THE CAST – Aline Küppenheim, Nicolás Sepúlveda & Hugo Medina
THE TEAM – Manuela Martelli (Director/Writer) & Alejandra Moffat (Writer)
THE RUNNING TIME – 93 Minutes
The world will be endlessly fascinated by moments in history that saw strength rise from great oppression. There may be more famous examples that get the lion’s share of dramatizations. Still, a large-scale world war is not the only instance of citizens attempting to battle the evils of an insidious government. These can be inspiring and harrowing tales of perseverance, as well as highlighting how easily such condemnable conditions were able to fester. That interest never seems to dissipate, and “Chile ’76” is yet another endeavor to examine a frightful period of time when ordinary people dared to risk their safety to combat a dangerously tyrannical regime. While its intentions are honorable, the film ultimately ends up lacking a particular essence to keep it engaging.
As one could probably surmise, the film is set in mid-1970s Chile, during the early years of the aggressively brutal dictatorship under Pinochet. The violent crackdown on communist dissenters at first seems like a distant concern for Carmen (Aline Küppenheim), the housewife to a prominent doctor currently residing in their summer home. Her life appears carefree and simple until a local priest comes to her with a plea. A young man, Elías (Nicolás Sepúlveda), has been wounded following a combat with national forces, and Carmen is asked to look after him during his recovery. Her visit with this revolutionary sparks her own personal rebellion, and she slowly becomes more aware of the political cruelty surrounding her. As she involves herself more, those nefarious forces close around her. All efforts taken to battle against an unjust society also puts her further in jeopardy.
The subject matter being presented here is obviously disturbing and important to chronicle. However, little of that urgency is felt in the filmmaking. Credit is given to director Manuela Martelli for crafting some compelling sequences of suspense, in which the tension is brought out by some captivating framing and a chilling atmosphere. At the same time, that tone never seems to be sustained, often giving way to a lethargic pace that struggles to capture a more invigorating presence. The aesthetics themselves also feel modern and don’t ever really inhabit this period setting. What compounds these issues is a script that spends little time carefully escalating its stakes and building in a natural progression to give insight into these characters. Despite having an intriguing foundation, the narrative suffers from a flat presentation. The elements required to build this perilous journey into the underworld, the ever-present paranoia that seeps into every mundane action, are all there. Yet, their assemblage is weakly executed, and the storytelling struggles to become completely alluring.

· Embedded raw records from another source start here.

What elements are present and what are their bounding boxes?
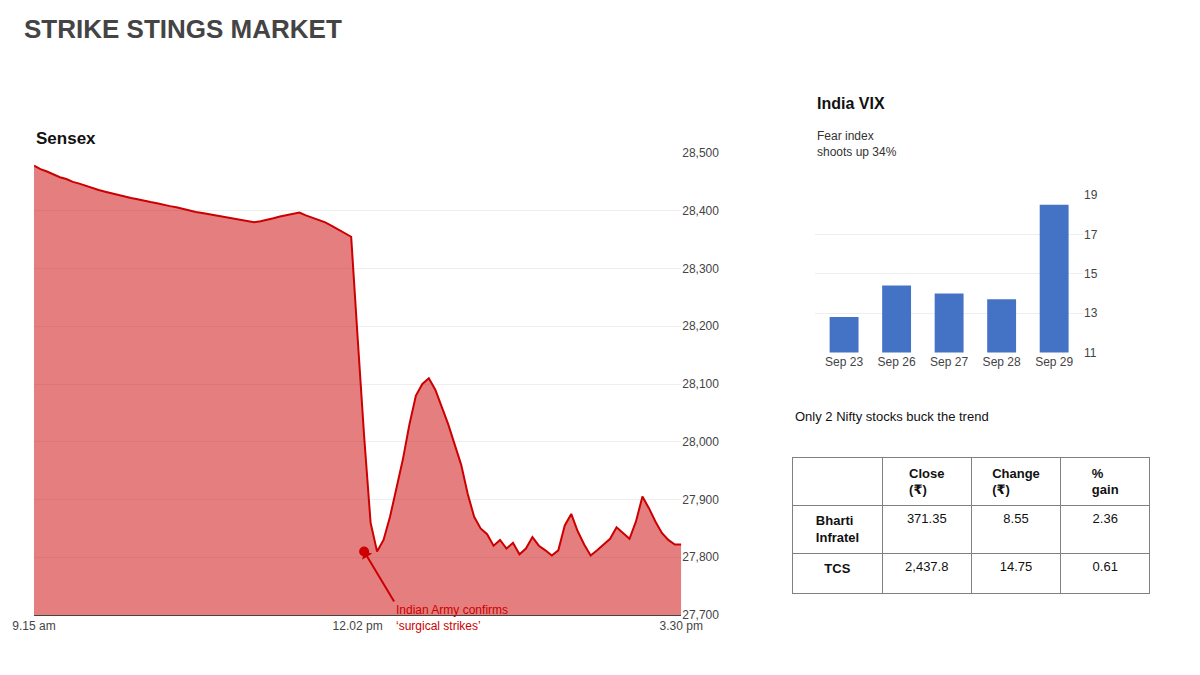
svg-text:BhartiInfratel: BhartiInfratel (816, 513, 859, 545)
svg-text:%gain: %gain (1092, 466, 1119, 498)
svg-text:Sep 23: Sep 23 (825, 355, 863, 369)
svg-text:28,200: 28,200 (682, 319, 719, 333)
svg-text:Fear indexshoots up 34%: Fear indexshoots up 34% (817, 129, 897, 159)
svg-text:2.36: 2.36 (1093, 511, 1118, 526)
svg-text:8.55: 8.55 (1003, 511, 1028, 526)
svg-text:28,000: 28,000 (682, 435, 719, 449)
svg-text:TCS: TCS (824, 561, 850, 576)
svg-text:Sep 28: Sep 28 (983, 355, 1021, 369)
svg-text:28,400: 28,400 (682, 204, 719, 218)
svg-text:0.61: 0.61 (1093, 559, 1118, 574)
svg-text:12.02 pm: 12.02 pm (333, 619, 383, 633)
svg-text:Sensex: Sensex (36, 129, 96, 148)
svg-text:2,437.8: 2,437.8 (905, 559, 948, 574)
svg-text:14.75: 14.75 (1000, 559, 1033, 574)
svg-text:28,100: 28,100 (682, 377, 719, 391)
svg-text:28,300: 28,300 (682, 262, 719, 276)
svg-text:India VIX: India VIX (817, 95, 885, 112)
svg-text:Indian Army confirms‘surgical: Indian Army confirms‘surgical strikes’ (396, 603, 508, 633)
svg-text:Sep 29: Sep 29 (1035, 355, 1073, 369)
svg-text:19: 19 (1084, 188, 1098, 202)
svg-text:STRIKE STINGS MARKET: STRIKE STINGS MARKET (24, 14, 342, 44)
svg-text:13: 13 (1084, 306, 1098, 320)
svg-text:27,800: 27,800 (682, 550, 719, 564)
svg-text:371.35: 371.35 (907, 511, 947, 526)
svg-text:11: 11 (1084, 346, 1097, 360)
svg-text:Sep 26: Sep 26 (878, 355, 916, 369)
svg-text:Close(₹): Close(₹) (909, 466, 944, 498)
svg-text:15: 15 (1084, 267, 1098, 281)
svg-text:Sep 27: Sep 27 (930, 355, 968, 369)
svg-text:9.15 am: 9.15 am (12, 619, 55, 633)
svg-text:27,700: 27,700 (682, 608, 719, 622)
svg-text:27,900: 27,900 (682, 493, 719, 507)
svg-text:17: 17 (1084, 228, 1098, 242)
svg-text:28,500: 28,500 (682, 146, 719, 160)
svg-text:Only 2 Nifty stocks buck the t: Only 2 Nifty stocks buck the trend (795, 409, 989, 424)
svg-text:Change(₹): Change(₹) (992, 466, 1040, 498)
svg-text:3.30 pm: 3.30 pm (660, 619, 703, 633)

A great credit is given to Küppenheim for her engrossing performance, by far one of the most effective elements on display. She perfectly embodies the perspective of a demure civilian, alarmed by the horrors that are ravaging the country, and slowly intervenes in the small ways she can. There’s a duality that morphs as she slides deeper into this movement, and her portrayal embodies this fracturing perspective. As the pressure builds and panic sets in, her determination and terror are equally balanced, leading to a powerful catharsis that must still be sheltered. It’s a commendable turn, and the scenes shared with Sepúlveda also showcase a tenderness that is endearing. Unfortunately, Elías stands for more of a thematic idea than an actual character, so the actor does not end up making the biggest impression. The same can be said for most of the film’s ensemble players, all of which pale in comparison to the leading lady.
Undoubtedly, the story “Chile ’76” aims to tackle is an important one. It’s examining a tumultuous time, and that deserves to be analyzed. Unfortunately, the results do not feel as imperative. One can appreciate the attempts to create a thrilling ambiance out of this material, and occasionally the film succeeds in this venture. At the same time, it often wrestles with a structure that does little to naturally build its momentum and present this world in a more stimulating manner. Even with a great performance at the center, not much outside of that aspect makes this an exceptional work. The subject matter, indeed, is worthy of discussion. Yet, this enterprise lacks the spirit to leave a greater impact.